Brené's books are wonderful and very readable, full of stories and clear explanations, and yet I did not find them very quotable.  I wanted to copy our a few sentences that encapsulated her argument, but I kept finding that I would need to copy out several pages for quotes from her books to make sense.  Her interview in an On Being episode gives a good overview of her main ideas from her books. These are the the quotes or ideas stood out to me again in the podcast and what they mean to me for writing.

  • "Comparison kills creativity."  I think I have always known better than to compare myself with writers I consider truly great (Tolstoy, C.S. Lewis, Jane Austen, etc.) but I do still struggle with comparing my writing with other "ordinary" people's writing.  Comparison never helps anything.  Feeling inadequacy does not help my creativity.  Feeling smug and superior doesn't help either.  I want to learn to appreciate writing without turning it into a measuring stick for my own.
  • Writing requires courage.  It will always take courage to put something I wrote "out there" for other people to read, judge, and criticize.  It will never get easy (maybe easier, but never easy).  Anything worth writing creates a certain level of vulnerability.  Now that I know why it is so difficult, maybe I can learn to embrace the challenge and risk inherent in writing instead of trying to find a way to keep it from feeling scary. 
  • What I produce does not change my value as a person. If what I wrote is terrible, I am still a valuable person.  If what I write is wonderful, it will not make me any more valuable. Brené pointed out we can't have it both ways.  It would be nice if good writing reflected me while poor writing didn't, but either both change my value or neither do.  I know my value as a person comes from the fact that the creator of the universe decided to make me.  Nothing I do can change that.  So while writing is scary, it is not so very scary as I sometimes try to make it.

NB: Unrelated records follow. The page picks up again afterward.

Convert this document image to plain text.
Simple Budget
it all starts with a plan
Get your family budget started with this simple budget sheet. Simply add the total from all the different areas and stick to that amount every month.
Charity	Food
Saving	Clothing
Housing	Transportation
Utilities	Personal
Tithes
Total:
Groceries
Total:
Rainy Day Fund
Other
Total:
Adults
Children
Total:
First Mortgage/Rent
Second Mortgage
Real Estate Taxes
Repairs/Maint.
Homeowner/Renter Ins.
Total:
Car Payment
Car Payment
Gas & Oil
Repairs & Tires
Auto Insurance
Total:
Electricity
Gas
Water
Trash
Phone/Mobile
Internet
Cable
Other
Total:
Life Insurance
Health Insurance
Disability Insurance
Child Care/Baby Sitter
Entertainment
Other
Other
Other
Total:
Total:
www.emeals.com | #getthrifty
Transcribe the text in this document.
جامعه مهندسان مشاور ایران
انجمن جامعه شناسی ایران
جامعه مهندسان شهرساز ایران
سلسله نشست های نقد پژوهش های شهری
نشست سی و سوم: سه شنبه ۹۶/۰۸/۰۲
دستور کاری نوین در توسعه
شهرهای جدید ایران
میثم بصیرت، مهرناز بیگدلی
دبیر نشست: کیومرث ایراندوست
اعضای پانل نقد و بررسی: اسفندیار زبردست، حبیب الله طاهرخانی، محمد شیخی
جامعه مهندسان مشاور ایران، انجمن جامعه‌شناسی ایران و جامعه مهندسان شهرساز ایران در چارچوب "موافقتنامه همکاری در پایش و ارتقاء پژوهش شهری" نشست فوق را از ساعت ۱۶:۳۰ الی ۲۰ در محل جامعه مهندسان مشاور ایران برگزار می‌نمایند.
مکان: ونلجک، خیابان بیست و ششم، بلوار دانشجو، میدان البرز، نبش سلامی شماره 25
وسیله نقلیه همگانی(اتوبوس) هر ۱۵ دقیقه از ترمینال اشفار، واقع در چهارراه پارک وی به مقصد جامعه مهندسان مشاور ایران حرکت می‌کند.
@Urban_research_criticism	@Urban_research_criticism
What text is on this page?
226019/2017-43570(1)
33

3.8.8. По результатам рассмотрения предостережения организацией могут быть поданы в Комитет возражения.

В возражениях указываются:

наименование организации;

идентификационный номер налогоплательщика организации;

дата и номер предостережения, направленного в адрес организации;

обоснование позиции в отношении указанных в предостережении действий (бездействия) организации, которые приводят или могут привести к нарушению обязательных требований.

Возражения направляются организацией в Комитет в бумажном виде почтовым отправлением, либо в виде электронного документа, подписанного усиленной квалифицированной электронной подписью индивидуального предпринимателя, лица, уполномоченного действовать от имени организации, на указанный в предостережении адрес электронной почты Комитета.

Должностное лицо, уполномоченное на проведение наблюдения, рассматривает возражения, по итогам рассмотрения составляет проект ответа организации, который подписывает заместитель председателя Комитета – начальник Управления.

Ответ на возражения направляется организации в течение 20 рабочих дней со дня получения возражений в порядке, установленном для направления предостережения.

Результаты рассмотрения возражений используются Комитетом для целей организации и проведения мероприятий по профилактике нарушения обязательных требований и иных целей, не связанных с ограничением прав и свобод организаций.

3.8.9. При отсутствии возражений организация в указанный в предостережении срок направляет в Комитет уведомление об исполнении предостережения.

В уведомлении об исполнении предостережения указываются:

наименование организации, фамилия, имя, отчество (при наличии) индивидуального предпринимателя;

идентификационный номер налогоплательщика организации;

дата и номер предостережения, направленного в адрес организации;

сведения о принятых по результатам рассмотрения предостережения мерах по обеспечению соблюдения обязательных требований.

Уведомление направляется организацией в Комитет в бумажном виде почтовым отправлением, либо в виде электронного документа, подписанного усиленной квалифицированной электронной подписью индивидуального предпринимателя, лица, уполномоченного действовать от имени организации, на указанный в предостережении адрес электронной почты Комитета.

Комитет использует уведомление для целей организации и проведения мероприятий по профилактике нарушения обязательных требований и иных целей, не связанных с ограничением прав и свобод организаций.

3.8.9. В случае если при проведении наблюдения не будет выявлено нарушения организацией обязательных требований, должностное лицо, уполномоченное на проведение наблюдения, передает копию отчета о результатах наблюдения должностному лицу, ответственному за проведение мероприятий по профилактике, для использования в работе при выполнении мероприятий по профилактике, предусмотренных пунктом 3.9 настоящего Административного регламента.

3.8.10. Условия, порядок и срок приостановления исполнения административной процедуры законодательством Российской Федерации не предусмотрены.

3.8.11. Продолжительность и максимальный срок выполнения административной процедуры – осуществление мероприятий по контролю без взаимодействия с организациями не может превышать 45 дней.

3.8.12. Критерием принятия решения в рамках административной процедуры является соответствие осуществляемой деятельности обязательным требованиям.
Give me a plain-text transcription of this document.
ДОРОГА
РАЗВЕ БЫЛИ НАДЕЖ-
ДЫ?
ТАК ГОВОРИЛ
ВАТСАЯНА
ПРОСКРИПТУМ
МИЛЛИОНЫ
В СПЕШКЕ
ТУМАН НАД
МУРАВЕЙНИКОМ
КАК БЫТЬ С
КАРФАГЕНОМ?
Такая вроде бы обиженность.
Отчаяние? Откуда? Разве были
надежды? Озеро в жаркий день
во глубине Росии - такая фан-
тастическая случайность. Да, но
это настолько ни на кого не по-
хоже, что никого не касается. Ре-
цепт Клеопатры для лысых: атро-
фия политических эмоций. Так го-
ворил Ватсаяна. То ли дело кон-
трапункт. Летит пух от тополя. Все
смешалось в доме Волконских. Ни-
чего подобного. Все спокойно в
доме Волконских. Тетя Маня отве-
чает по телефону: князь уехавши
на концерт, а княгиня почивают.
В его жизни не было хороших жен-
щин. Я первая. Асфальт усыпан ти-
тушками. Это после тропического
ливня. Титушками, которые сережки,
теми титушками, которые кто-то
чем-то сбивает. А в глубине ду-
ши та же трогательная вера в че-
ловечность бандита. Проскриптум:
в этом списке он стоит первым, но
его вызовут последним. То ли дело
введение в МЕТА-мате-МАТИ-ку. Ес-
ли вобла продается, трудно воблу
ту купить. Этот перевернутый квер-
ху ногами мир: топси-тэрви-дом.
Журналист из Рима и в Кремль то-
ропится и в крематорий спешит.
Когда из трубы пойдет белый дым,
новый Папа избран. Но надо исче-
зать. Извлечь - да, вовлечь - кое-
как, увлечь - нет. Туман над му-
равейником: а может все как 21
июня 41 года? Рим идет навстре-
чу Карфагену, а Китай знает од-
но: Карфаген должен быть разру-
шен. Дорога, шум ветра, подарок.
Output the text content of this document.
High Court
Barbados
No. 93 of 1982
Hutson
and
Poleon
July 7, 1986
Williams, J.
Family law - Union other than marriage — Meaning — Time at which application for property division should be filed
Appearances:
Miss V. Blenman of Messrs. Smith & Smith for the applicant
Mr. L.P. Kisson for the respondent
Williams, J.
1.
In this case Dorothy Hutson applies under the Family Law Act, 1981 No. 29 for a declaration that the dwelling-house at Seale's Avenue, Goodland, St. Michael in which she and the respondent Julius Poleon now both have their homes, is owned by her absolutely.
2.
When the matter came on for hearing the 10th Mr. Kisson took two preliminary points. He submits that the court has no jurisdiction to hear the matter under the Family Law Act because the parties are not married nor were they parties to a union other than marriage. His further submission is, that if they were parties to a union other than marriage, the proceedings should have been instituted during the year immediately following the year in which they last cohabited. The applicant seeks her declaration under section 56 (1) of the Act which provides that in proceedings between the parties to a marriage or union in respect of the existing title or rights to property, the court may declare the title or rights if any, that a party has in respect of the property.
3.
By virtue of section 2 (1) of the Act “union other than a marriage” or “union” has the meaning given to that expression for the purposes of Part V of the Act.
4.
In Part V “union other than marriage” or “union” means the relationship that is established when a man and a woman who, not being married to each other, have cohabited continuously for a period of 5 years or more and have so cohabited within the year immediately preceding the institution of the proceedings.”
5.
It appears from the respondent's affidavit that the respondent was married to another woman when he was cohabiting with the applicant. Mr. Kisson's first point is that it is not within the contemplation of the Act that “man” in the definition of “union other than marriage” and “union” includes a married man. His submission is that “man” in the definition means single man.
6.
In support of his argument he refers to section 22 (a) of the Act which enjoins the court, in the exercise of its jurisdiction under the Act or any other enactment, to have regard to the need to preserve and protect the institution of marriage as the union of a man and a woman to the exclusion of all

  • "Success is not a victory march."   Brené said that having her TED talk receive tremendous attention also meant feeling very vulnerable and having to deal with criticism and her fear of criticism.  There is never a point when success is entirely positive.  Sometimes we who dream of success imagine that it will be perfect and wonderful and painless.  In reality, however, success involves a mix of positives and negatives.  This idea makes me think of the Emily Dickinson poem Success Is Counted Sweetest.